Like Pulp Fiction’s throwback hitmen, Joe Carnahan – one of the main names in the post-Tarantino wave of brash, trash-talking crime pictures – is still out there plying his trade. And given the current yen for all things ‘90s and ‘00s, this claustrophobic but concussive thriller, packed with smart-aleck dialogue, might just put him back on the cinematic map. (2011’s wolf-hunt outing The Grey was his last major hit.)

Nevada police rookie Valerie (Alexis Louder) is comparing firearms with her station chef when they’re called to a casino. Caught in a fracas outside, she’s socked on the chin by Teddy Muretto (Frank Grillo), who is weirdly okay with being tasered and dragged off to county lock-up. But he’s not the only local lowlife keen to be incarcerated. A few hours later, some patrolmen bring in a sozzled hobo (Gerard Butler) who nearly ran them over, and lock him up in the cage opposite Muretto’s.

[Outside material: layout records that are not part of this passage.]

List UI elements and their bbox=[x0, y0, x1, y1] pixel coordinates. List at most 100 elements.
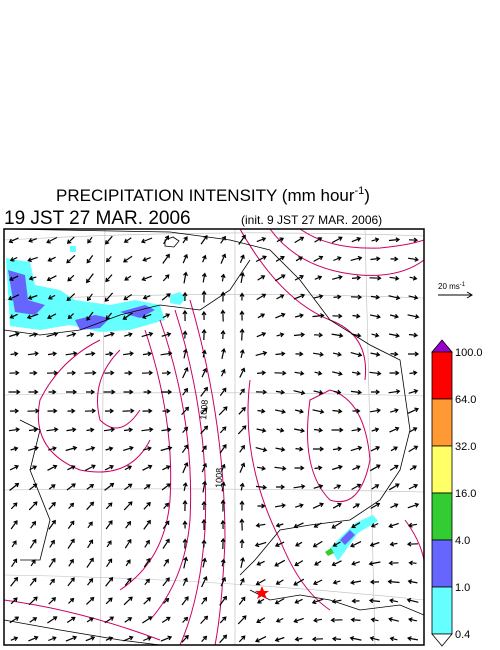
wind-arrow bbox=[388, 237, 401, 243]
wind-arrow bbox=[388, 617, 399, 622]
wind-arrow bbox=[66, 616, 76, 624]
wind-arrow bbox=[350, 445, 363, 452]
wind-arrow bbox=[8, 389, 21, 395]
title-end: ) bbox=[364, 186, 370, 205]
wind-arrow bbox=[352, 503, 360, 509]
wind-arrow bbox=[312, 579, 323, 586]
wind-arrow bbox=[142, 351, 153, 357]
wind-arrow bbox=[333, 389, 342, 395]
wind-arrow bbox=[408, 617, 418, 623]
colorbar-under bbox=[431, 633, 453, 647]
wind-arrow bbox=[86, 427, 95, 433]
wind-arrow bbox=[141, 275, 152, 282]
wind-arrow bbox=[105, 520, 113, 530]
wind-arrow bbox=[201, 635, 208, 643]
wind-arrow bbox=[122, 408, 135, 414]
wind-arrow bbox=[239, 538, 245, 549]
wind-arrow bbox=[351, 275, 362, 281]
wind-arrow bbox=[219, 426, 227, 434]
wind-arrow bbox=[276, 237, 285, 243]
wind-arrow bbox=[141, 427, 154, 433]
wind-arrow bbox=[332, 502, 342, 509]
wind-arrow bbox=[238, 234, 246, 245]
wind-arrow bbox=[238, 406, 246, 415]
wind-arrow bbox=[276, 427, 285, 433]
wind-arrow bbox=[200, 615, 209, 625]
wind-arrow bbox=[27, 294, 38, 300]
wind-arrow bbox=[314, 275, 323, 281]
wind-arrow bbox=[48, 519, 56, 530]
wind-arrow bbox=[220, 481, 226, 492]
wind-arrow bbox=[10, 636, 19, 642]
wind-arrow bbox=[389, 541, 398, 547]
colorbar-segment bbox=[431, 398, 453, 447]
wind-arrow bbox=[163, 597, 170, 604]
wind-arrow bbox=[104, 408, 115, 414]
wind-arrow bbox=[389, 370, 400, 376]
wind-arrow bbox=[351, 332, 362, 338]
wind-arrow bbox=[239, 518, 245, 531]
wind-arrow bbox=[388, 560, 399, 566]
colorbar-segment bbox=[431, 351, 453, 400]
wind-arrow bbox=[256, 465, 266, 471]
wind-arrow bbox=[350, 294, 363, 300]
wind-arrow bbox=[201, 539, 207, 548]
wind-arrow bbox=[275, 503, 286, 509]
wind-arrow bbox=[104, 235, 113, 245]
wind-arrow bbox=[182, 577, 188, 586]
wind-arrow bbox=[313, 617, 323, 623]
wind-arrow bbox=[332, 351, 342, 357]
map-frame bbox=[3, 228, 425, 646]
wind-arrow bbox=[409, 275, 418, 281]
wind-arrow bbox=[275, 617, 284, 623]
colorbar: 100.0 64.0 32.0 16.0 4.0 1.0 0.4 bbox=[431, 339, 483, 647]
wind-arrow bbox=[201, 328, 207, 341]
wind-arrow bbox=[312, 409, 325, 415]
wind-arrow bbox=[122, 312, 133, 320]
wind-arrow bbox=[406, 541, 419, 547]
wind-field bbox=[8, 234, 420, 644]
wind-arrow bbox=[201, 349, 207, 358]
wind-arrow bbox=[390, 446, 398, 452]
wind-arrow bbox=[9, 408, 20, 414]
wind-arrow bbox=[105, 446, 114, 452]
wind-arrow bbox=[239, 462, 246, 473]
wind-arrow bbox=[86, 483, 95, 490]
wind-arrow bbox=[123, 445, 134, 451]
wind-arrow bbox=[370, 617, 379, 623]
wind-arrow bbox=[332, 313, 343, 319]
wind-arrow bbox=[314, 370, 323, 376]
wind-arrow bbox=[294, 598, 303, 604]
wind-arrow bbox=[389, 598, 399, 604]
wind-arrow bbox=[11, 558, 18, 568]
wind-arrow bbox=[276, 332, 285, 338]
wind-arrow bbox=[123, 389, 134, 395]
wind-arrow bbox=[26, 313, 39, 320]
wind-arrow bbox=[67, 465, 76, 471]
wind-arrow bbox=[313, 427, 324, 433]
wind-arrow bbox=[86, 617, 94, 623]
wind-arrow bbox=[369, 275, 382, 281]
wind-arrow bbox=[162, 538, 170, 549]
wind-arrow bbox=[143, 519, 151, 530]
wind-arrow bbox=[257, 503, 266, 509]
wind-arrow bbox=[255, 350, 268, 356]
wind-arrow bbox=[124, 370, 133, 376]
wind-arrow bbox=[220, 235, 226, 244]
wind-arrow bbox=[28, 445, 39, 451]
wind-arrow bbox=[85, 446, 96, 451]
wind-arrow bbox=[388, 389, 401, 395]
wind-arrow bbox=[220, 329, 226, 340]
wind-arrow bbox=[371, 427, 380, 433]
colorbar-label: 100.0 bbox=[455, 347, 483, 359]
wind-arrow bbox=[47, 408, 58, 414]
wind-arrow bbox=[84, 408, 97, 414]
wind-arrow bbox=[202, 480, 207, 493]
colorbar-label: 0.4 bbox=[455, 629, 470, 641]
wind-arrow bbox=[49, 539, 55, 548]
wind-arrow bbox=[390, 256, 399, 262]
wind-arrow bbox=[220, 499, 226, 512]
wind-arrow bbox=[293, 578, 305, 586]
wind-arrow bbox=[47, 464, 58, 471]
wind-arrow bbox=[68, 597, 75, 604]
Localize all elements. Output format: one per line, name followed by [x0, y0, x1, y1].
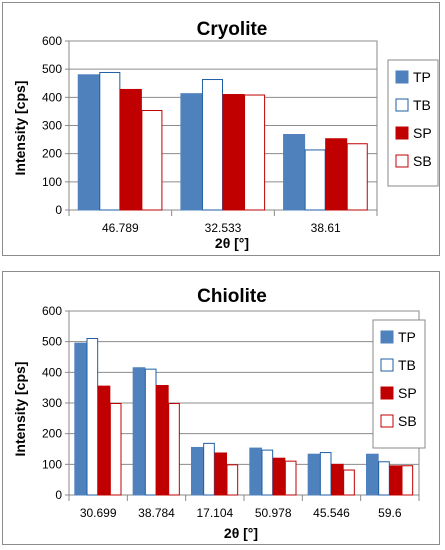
y-tick-label: 200 [42, 147, 62, 161]
legend-label-sp: SP [398, 385, 417, 401]
x-axis-label: 2θ [°] [224, 525, 258, 541]
bar-tb-38.61 [304, 149, 326, 211]
bar-tb-38.784 [144, 368, 157, 496]
bar-tb-30.699 [86, 337, 99, 496]
legend-label-tp: TP [398, 329, 416, 345]
chart-title: Chiolite [197, 286, 267, 307]
x-tick-label: 30.699 [80, 506, 117, 520]
bar-tp-32.533 [180, 93, 203, 211]
y-tick-label: 300 [42, 119, 62, 133]
x-tick-label: 50.978 [255, 506, 292, 520]
y-tick-label: 600 [42, 34, 62, 48]
legend-label-tp: TP [413, 69, 431, 85]
legend-label-tb: TB [398, 357, 416, 373]
bar-sp-45.546 [331, 463, 344, 496]
bar-tb-45.546 [319, 452, 332, 496]
bar-sb-45.546 [343, 469, 355, 496]
bar-tb-46.789 [99, 71, 121, 211]
legend-label-sp: SP [413, 125, 432, 141]
bar-tb-59.6 [378, 461, 390, 496]
bar-sp-38.784 [156, 385, 169, 496]
bar-tp-46.789 [77, 74, 100, 211]
bar-sp-50.978 [272, 457, 286, 496]
y-tick-label: 0 [55, 488, 62, 502]
x-tick-label: 46.789 [102, 221, 139, 235]
bar-sb-38.61 [346, 143, 368, 211]
y-tick-label: 300 [42, 396, 62, 410]
y-axis-label: Intensity [cps] [12, 362, 28, 457]
legend-swatch-sp [395, 126, 409, 140]
bar-sb-30.699 [109, 403, 122, 496]
legend-label-sb: SB [413, 153, 432, 169]
legend-label-sb: SB [398, 413, 417, 429]
x-tick-label: 38.61 [311, 221, 341, 235]
bar-sb-38.784 [168, 403, 180, 496]
bar-tb-50.978 [261, 449, 274, 496]
x-tick-label: 45.546 [313, 506, 350, 520]
chiolite-chart-panel: Chiolite Intensity [cps] 2θ [°] 0 100 200 3… [2, 271, 440, 545]
bar-tb-17.104 [203, 442, 215, 496]
y-tick-label: 400 [42, 365, 62, 379]
bar-sp-30.699 [97, 385, 111, 496]
y-tick-label: 500 [42, 62, 62, 76]
bar-sp-32.533 [222, 94, 245, 211]
legend-swatch-tp [380, 330, 394, 344]
bar-sb-46.789 [141, 110, 163, 211]
bar-tp-50.978 [249, 447, 262, 496]
legend-swatch-sp [380, 386, 394, 400]
bar-tp-30.699 [74, 342, 88, 496]
bar-sb-50.978 [284, 460, 297, 496]
legend-swatch-tp [395, 70, 409, 84]
y-tick-label: 100 [42, 457, 62, 471]
bar-sp-46.789 [119, 88, 142, 211]
x-tick-label: 32.533 [205, 221, 242, 235]
y-tick-label: 0 [55, 203, 62, 217]
legend-swatch-sb [395, 154, 409, 168]
bar-tp-17.104 [191, 446, 204, 496]
y-axis-label: Intensity [cps] [12, 81, 28, 176]
x-tick-label: 59.6 [378, 506, 402, 520]
x-tick-label: 38.784 [138, 506, 175, 520]
chiolite-chart: Chiolite Intensity [cps] 2θ [°] 0 100 200 3… [12, 286, 426, 541]
bar-tp-59.6 [366, 453, 379, 496]
bar-sp-17.104 [214, 452, 227, 496]
legend-label-tb: TB [413, 97, 431, 113]
legend-swatch-tb [395, 98, 409, 112]
bar-tp-38.61 [283, 134, 306, 211]
x-axis-label: 2θ [°] [215, 235, 249, 251]
y-tick-label: 600 [42, 304, 62, 318]
bar-sb-59.6 [401, 465, 414, 496]
cryolite-chart-panel: Cryolite Intensity [cps] 2θ [°] 0 100 200 3… [2, 2, 440, 256]
bar-tp-45.546 [307, 453, 321, 496]
bar-sp-38.61 [325, 138, 348, 211]
legend-swatch-tb [380, 358, 394, 372]
cryolite-chart: Cryolite Intensity [cps] 2θ [°] 0 100 200 3… [12, 19, 439, 251]
bar-sb-17.104 [226, 464, 239, 496]
legend-swatch-sb [380, 414, 394, 428]
chart-title: Cryolite [197, 19, 268, 40]
bar-tp-38.784 [132, 367, 146, 496]
y-tick-label: 400 [42, 90, 62, 104]
bar-sp-59.6 [389, 465, 403, 496]
bar-tb-32.533 [201, 79, 224, 211]
y-tick-label: 200 [42, 427, 62, 441]
y-tick-label: 100 [42, 175, 62, 189]
bar-sb-32.533 [244, 94, 266, 211]
x-tick-label: 17.104 [196, 506, 233, 520]
y-tick-label: 500 [42, 335, 62, 349]
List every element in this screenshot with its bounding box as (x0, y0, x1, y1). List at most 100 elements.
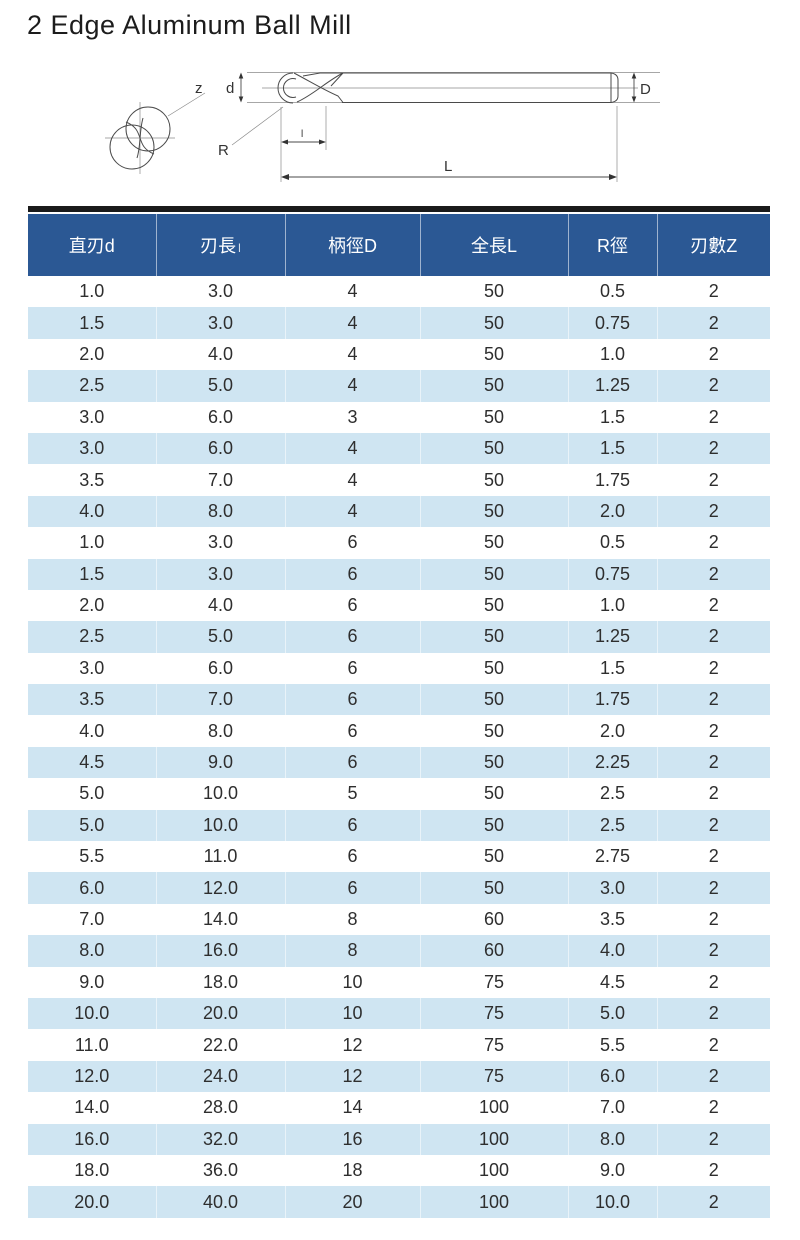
table-cell: 36.0 (202, 1160, 239, 1181)
table-cell: 2 (657, 370, 770, 402)
table-cell: 3.0 (568, 872, 658, 904)
table-cell: 2 (708, 1160, 719, 1181)
table-cell: 12 (285, 1060, 421, 1093)
table-cell: 5.5 (79, 846, 105, 867)
table-cell: 8 (285, 935, 421, 967)
table-cell: 2 (657, 1123, 770, 1155)
table-cell: 60 (483, 909, 505, 929)
table-row: 2.0 4.0 4 50 1.0 2 (28, 339, 770, 370)
table-cell: 8 (347, 909, 358, 929)
table-row: 1.0 3.0 6 50 0.5 2 (28, 527, 770, 558)
table-cell: 3 (347, 406, 358, 427)
table-cell: 20 (285, 1186, 421, 1218)
table-cell: 12 (342, 1034, 363, 1055)
table-cell: 6 (347, 532, 358, 553)
table-row: 20.0 40.0 20 100 10.0 2 (28, 1186, 770, 1218)
spec-table-grid: 直刃d 刃長 l 柄徑D 全長L R徑 刃數Z 1.0 3.0 4 50 0.5 2 1.5 3.0 4 50… (28, 214, 770, 1218)
table-cell: 6 (347, 595, 358, 616)
table-cell: 100 (420, 1123, 569, 1155)
table-cell: 1.0 (79, 281, 105, 302)
table-cell: 6 (285, 684, 421, 716)
table-cell: 5.0 (28, 809, 157, 842)
table-cell: 2 (657, 997, 770, 1030)
table-row: 3.0 6.0 6 50 1.5 2 (28, 653, 770, 684)
table-row: 3.5 7.0 4 50 1.75 2 (28, 464, 770, 495)
table-cell: 1.0 (599, 343, 626, 364)
table-cell: 6.0 (207, 406, 234, 427)
table-cell: 2 (708, 783, 719, 804)
table-cell: 2 (708, 532, 719, 553)
table-row: 1.5 3.0 4 50 0.75 2 (28, 307, 770, 339)
table-cell: 50 (483, 783, 505, 804)
table-cell: 7.0 (599, 1097, 626, 1118)
table-cell: 9.0 (79, 971, 105, 992)
column-header: 柄徑D (285, 214, 421, 276)
table-row: 5.0 10.0 5 50 2.5 2 (28, 778, 770, 809)
table-cell: 5.0 (156, 621, 286, 653)
table-cell: 4.5 (28, 746, 157, 779)
table-cell: 10 (342, 971, 363, 992)
table-cell: 8.0 (156, 495, 286, 528)
table-cell: 4.5 (599, 971, 626, 992)
table-cell: 50 (483, 532, 505, 553)
table-row: 16.0 32.0 16 100 8.0 2 (28, 1123, 770, 1155)
table-cell: 1.75 (568, 684, 658, 716)
table-cell: 20.0 (156, 997, 286, 1030)
diagram-label-shank-diameter: D (640, 81, 651, 98)
table-cell: 1.5 (599, 657, 626, 678)
table-cell: 2 (657, 432, 770, 465)
table-row: 6.0 12.0 6 50 3.0 2 (28, 872, 770, 904)
table-cell: 1.75 (594, 469, 631, 490)
table-row: 11.0 22.0 12 75 5.5 2 (28, 1029, 770, 1060)
table-cell: 6 (285, 746, 421, 779)
diagram-label-flutes: z (195, 80, 203, 97)
table-cell: 75 (420, 1060, 569, 1093)
table-cell: 6 (347, 657, 358, 678)
table-cell: 0.75 (568, 558, 658, 590)
table-cell: 6 (285, 872, 421, 904)
table-cell: 2 (657, 935, 770, 967)
table-row: 1.0 3.0 4 50 0.5 2 (28, 276, 770, 307)
table-cell: 50 (420, 558, 569, 590)
table-cell: 4.0 (28, 495, 157, 528)
table-cell: 6 (347, 720, 358, 741)
table-cell: 2.0 (568, 495, 658, 528)
column-header-label: R徑 (597, 236, 628, 256)
table-row: 3.0 6.0 4 50 1.5 2 (28, 432, 770, 465)
table-cell: 6.0 (28, 872, 157, 904)
table-cell: 11.0 (74, 1034, 109, 1055)
table-cell: 12.0 (156, 872, 286, 904)
ball-nose-drawing (277, 72, 345, 104)
table-cell: 2 (708, 720, 719, 741)
table-cell: 2.0 (599, 720, 626, 741)
table-cell: 14 (342, 1097, 363, 1118)
table-cell: 50 (420, 746, 569, 779)
table-row: 5.5 11.0 6 50 2.75 2 (28, 841, 770, 872)
table-cell: 0.5 (599, 532, 626, 553)
diagram-label-cut-diameter: d (226, 80, 234, 97)
table-row: 1.5 3.0 6 50 0.75 2 (28, 558, 770, 590)
table-cell: 28.0 (202, 1097, 239, 1118)
table-cell: 5.0 (156, 370, 286, 402)
table-cell: 6.0 (156, 432, 286, 465)
table-cell: 4 (347, 469, 358, 490)
tool-dimension-diagram: z d R l (105, 72, 660, 182)
table-cell: 2 (708, 909, 719, 929)
table-cell: 50 (420, 432, 569, 465)
table-cell: 0.75 (568, 307, 658, 339)
table-cell: 100 (478, 1160, 510, 1181)
table-cell: 8.0 (568, 1123, 658, 1155)
table-cell: 100 (420, 1186, 569, 1218)
table-cell: 11.0 (203, 846, 238, 867)
table-cell: 4 (347, 343, 358, 364)
table-cell: 4.0 (207, 343, 234, 364)
table-cell: 2.5 (28, 370, 157, 402)
table-cell: 50 (483, 469, 505, 490)
table-cell: 2 (657, 684, 770, 716)
table-cell: 60 (420, 935, 569, 967)
table-row: 4.0 8.0 6 50 2.0 2 (28, 715, 770, 746)
table-cell: 2 (708, 657, 719, 678)
table-cell: 2.5 (568, 809, 658, 842)
table-cell: 3.0 (156, 307, 286, 339)
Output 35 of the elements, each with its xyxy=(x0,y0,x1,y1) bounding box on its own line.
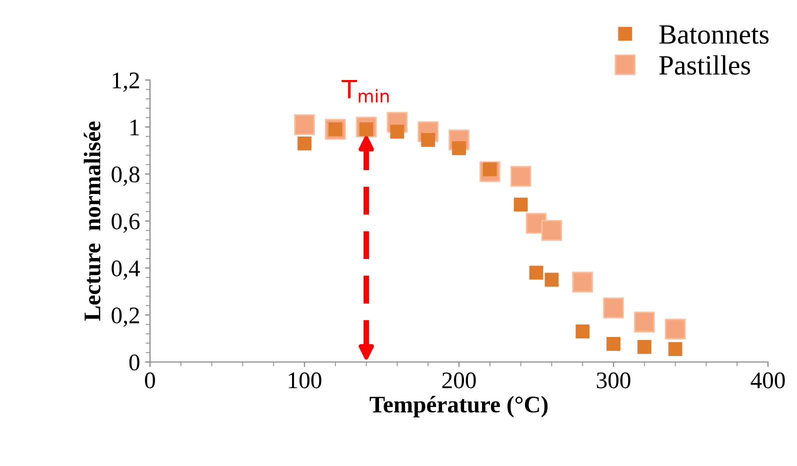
x-tick-label: 0 xyxy=(144,372,156,388)
y-tick-label: 0,6 xyxy=(112,213,140,233)
point xyxy=(572,272,594,293)
point xyxy=(421,132,436,147)
point xyxy=(634,312,655,332)
point xyxy=(390,124,404,139)
legend-label: Batonnets xyxy=(659,25,769,44)
legend-label: Pastilles xyxy=(659,55,750,75)
x-tick-label: 200 xyxy=(442,372,476,388)
point xyxy=(668,342,682,356)
y-axis-title: Lecture normalisée xyxy=(84,122,100,321)
point xyxy=(541,220,562,241)
point xyxy=(514,198,528,212)
y-tick-label: 0,4 xyxy=(112,260,140,280)
point xyxy=(529,266,544,280)
point xyxy=(544,272,559,287)
point xyxy=(298,136,312,150)
y-tick-label: 0,2 xyxy=(112,307,139,327)
y-tick-label: 1,2 xyxy=(112,72,139,92)
x-tick-label: 300 xyxy=(596,372,630,388)
point xyxy=(510,166,532,187)
x-tick-label: 100 xyxy=(288,372,322,388)
ref-line-label: T$_{min}$ xyxy=(342,80,389,102)
point xyxy=(606,336,620,351)
y-tick-label: 0 xyxy=(129,354,140,370)
point xyxy=(576,324,590,338)
x-axis-title: Température (°C) xyxy=(370,396,548,418)
y-tick-label: 1 xyxy=(130,120,139,136)
point xyxy=(452,141,466,156)
x-tick-label: 400 xyxy=(750,372,785,388)
point xyxy=(664,318,686,340)
y-tick-label: 0,8 xyxy=(112,166,140,186)
point xyxy=(637,340,652,354)
point xyxy=(294,114,315,136)
point xyxy=(603,298,624,318)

The hobo turns out to be Bob Viddick, an assassin aiming to ice Muretto, who is a rogue conman formerly on the books of a local crime syndicate. After a laggard opening, Carnahan keeps this huit clos nailbiter – set almost entirely inside the police station, and largely in the cellblock – lean and mean. Unlike Tarantino, he hasn’t matured into alt-history or love letters to the cinema medium itself, but this allows him to unfussily furnish us with satisfying basics: neat situational setups and payoffs (Valerie’s antique choice of weaponry), gratuitous violence (copious and frequent), pop-culture fetishes (Curtis Mayfield).

Butler, an actor who seems perpetually in danger of being consumed by his own beard, is reliably hard-bitten. Louder, also seen this year in The Tomorrow War, is a find: possessed of a hyper-calm, faux-naive diction which she uses to stamp her authority. But Grillo feels miscast: an adequately tough foil for Butler, but one-dimensional as a sociopathic grifter. It robs Copshop of character differentiation, and more meaningful moral shadings, when the pair argue their case about which of them deserves to be freed by the beleaguered police officer.

If that confines Copshop to the genre film lane, it’s still a film directed with a vaulting B-movie energy, down to a classy coda. There’s also a sharp setpiece involving operating a nine-digit keypad under great pressure; a digital-age predicament everyone can identify with.